I would be -1 on `bst` CLI auto completing non-bst commands. First,
`bst` would not know about the options for those commands anyway so
the auto-complete would only help so much as to discover the command
names. More importantly, it would give the impression BuildStream owns
these commands, which would be a bad UX in my opinion. And also has
the chances to generate more issues for the BuildStream project when
these third-party scripts stop working, and users are not clear that
they are not a part of the BuildStream project.
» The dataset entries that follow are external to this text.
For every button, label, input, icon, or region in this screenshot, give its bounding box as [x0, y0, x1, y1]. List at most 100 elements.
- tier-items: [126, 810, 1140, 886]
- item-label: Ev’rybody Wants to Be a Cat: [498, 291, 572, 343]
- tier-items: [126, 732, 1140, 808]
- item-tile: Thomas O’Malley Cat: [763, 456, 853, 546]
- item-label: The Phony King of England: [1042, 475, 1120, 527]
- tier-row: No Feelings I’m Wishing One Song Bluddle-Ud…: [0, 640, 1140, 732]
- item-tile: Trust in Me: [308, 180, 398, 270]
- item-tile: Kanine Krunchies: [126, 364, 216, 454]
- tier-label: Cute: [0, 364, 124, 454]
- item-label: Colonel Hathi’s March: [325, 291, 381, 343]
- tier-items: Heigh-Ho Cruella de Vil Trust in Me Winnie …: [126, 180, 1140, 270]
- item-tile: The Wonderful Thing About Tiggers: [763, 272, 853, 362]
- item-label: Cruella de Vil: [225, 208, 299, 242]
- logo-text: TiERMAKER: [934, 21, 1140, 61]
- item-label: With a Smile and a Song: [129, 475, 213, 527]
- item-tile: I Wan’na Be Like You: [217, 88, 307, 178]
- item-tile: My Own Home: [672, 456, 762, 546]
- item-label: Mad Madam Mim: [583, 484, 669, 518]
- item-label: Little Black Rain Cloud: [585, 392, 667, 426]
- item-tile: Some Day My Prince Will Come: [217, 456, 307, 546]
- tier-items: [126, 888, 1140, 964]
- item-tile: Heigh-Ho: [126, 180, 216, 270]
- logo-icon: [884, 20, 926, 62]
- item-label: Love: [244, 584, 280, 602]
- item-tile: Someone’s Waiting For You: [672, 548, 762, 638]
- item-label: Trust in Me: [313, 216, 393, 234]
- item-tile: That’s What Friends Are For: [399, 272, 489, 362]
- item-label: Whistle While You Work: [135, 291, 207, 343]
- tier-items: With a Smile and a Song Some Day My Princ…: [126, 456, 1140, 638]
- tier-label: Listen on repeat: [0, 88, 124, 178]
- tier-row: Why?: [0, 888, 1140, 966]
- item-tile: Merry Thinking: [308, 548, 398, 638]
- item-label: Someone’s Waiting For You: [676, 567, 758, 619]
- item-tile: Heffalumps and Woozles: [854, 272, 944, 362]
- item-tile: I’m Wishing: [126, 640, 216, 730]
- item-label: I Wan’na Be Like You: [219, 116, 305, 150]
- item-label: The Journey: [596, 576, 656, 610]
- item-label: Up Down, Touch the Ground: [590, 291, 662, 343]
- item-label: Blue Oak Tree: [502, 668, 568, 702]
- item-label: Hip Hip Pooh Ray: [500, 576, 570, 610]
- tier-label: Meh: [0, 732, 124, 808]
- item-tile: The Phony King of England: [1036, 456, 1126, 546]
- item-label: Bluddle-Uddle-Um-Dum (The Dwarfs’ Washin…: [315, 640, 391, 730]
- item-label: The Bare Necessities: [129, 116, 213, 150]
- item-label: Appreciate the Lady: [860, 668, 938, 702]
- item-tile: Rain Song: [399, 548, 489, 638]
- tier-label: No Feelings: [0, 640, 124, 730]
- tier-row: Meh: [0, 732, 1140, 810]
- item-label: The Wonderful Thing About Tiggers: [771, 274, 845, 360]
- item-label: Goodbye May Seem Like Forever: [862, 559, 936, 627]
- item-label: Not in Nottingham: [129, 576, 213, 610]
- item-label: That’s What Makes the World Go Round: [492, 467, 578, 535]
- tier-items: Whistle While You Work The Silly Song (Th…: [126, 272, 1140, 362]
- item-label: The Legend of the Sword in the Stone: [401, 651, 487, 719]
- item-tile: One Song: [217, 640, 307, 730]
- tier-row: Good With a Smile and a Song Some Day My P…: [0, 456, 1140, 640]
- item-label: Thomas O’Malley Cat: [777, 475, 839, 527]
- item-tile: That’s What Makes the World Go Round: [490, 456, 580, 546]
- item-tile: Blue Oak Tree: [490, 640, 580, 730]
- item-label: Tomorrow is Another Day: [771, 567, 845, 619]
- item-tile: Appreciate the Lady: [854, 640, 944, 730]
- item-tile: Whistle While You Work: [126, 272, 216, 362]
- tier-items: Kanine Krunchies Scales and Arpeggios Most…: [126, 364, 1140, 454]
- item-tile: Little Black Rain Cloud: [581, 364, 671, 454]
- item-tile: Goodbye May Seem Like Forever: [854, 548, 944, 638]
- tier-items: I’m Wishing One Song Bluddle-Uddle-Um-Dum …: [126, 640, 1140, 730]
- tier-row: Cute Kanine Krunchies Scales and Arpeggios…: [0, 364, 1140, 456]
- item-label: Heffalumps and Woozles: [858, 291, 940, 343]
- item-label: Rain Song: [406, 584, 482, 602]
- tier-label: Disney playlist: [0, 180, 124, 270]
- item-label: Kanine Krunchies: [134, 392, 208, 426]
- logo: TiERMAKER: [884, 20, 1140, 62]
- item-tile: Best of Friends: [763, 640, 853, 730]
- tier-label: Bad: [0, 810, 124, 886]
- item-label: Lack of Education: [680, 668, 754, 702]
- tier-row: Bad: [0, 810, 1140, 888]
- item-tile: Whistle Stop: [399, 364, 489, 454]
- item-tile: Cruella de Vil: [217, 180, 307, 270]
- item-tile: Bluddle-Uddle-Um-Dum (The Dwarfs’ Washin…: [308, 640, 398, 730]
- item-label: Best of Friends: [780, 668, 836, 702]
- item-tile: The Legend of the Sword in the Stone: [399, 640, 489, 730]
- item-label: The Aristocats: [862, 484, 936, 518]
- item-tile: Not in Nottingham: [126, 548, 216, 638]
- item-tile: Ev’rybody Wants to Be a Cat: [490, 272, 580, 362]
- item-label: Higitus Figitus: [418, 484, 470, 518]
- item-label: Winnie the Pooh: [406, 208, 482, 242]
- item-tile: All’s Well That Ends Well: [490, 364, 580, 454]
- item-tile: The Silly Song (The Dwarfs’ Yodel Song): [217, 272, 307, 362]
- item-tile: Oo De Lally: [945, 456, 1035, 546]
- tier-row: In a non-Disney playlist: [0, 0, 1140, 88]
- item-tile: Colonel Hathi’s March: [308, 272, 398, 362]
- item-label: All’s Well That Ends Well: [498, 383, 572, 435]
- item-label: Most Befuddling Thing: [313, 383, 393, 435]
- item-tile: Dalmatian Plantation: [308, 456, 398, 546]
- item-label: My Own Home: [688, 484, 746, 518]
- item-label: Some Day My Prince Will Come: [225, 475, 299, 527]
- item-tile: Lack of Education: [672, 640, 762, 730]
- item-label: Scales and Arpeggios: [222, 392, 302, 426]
As an alternative, what about just installing all these `bst-*`
scripts under your PATH somewhere? For example, I have `bst-here` on
my path and bash happily tab completes it. This way, you could do
something like:

$ bst-<tab>
bst-license-check
bst-check-reproducibility
...
$ bst-license-check

This already works and does not require the  `bst` CLI to learn any
new magic. And it also makes it clear that `bst<space>something` is
always provided by BuildStream core, and `bst<dash>something` is
provided by third-party integrations.

I'd be curious to hear what would be the upsides of having `bst`
itself do this rather than rely on standard bash completion.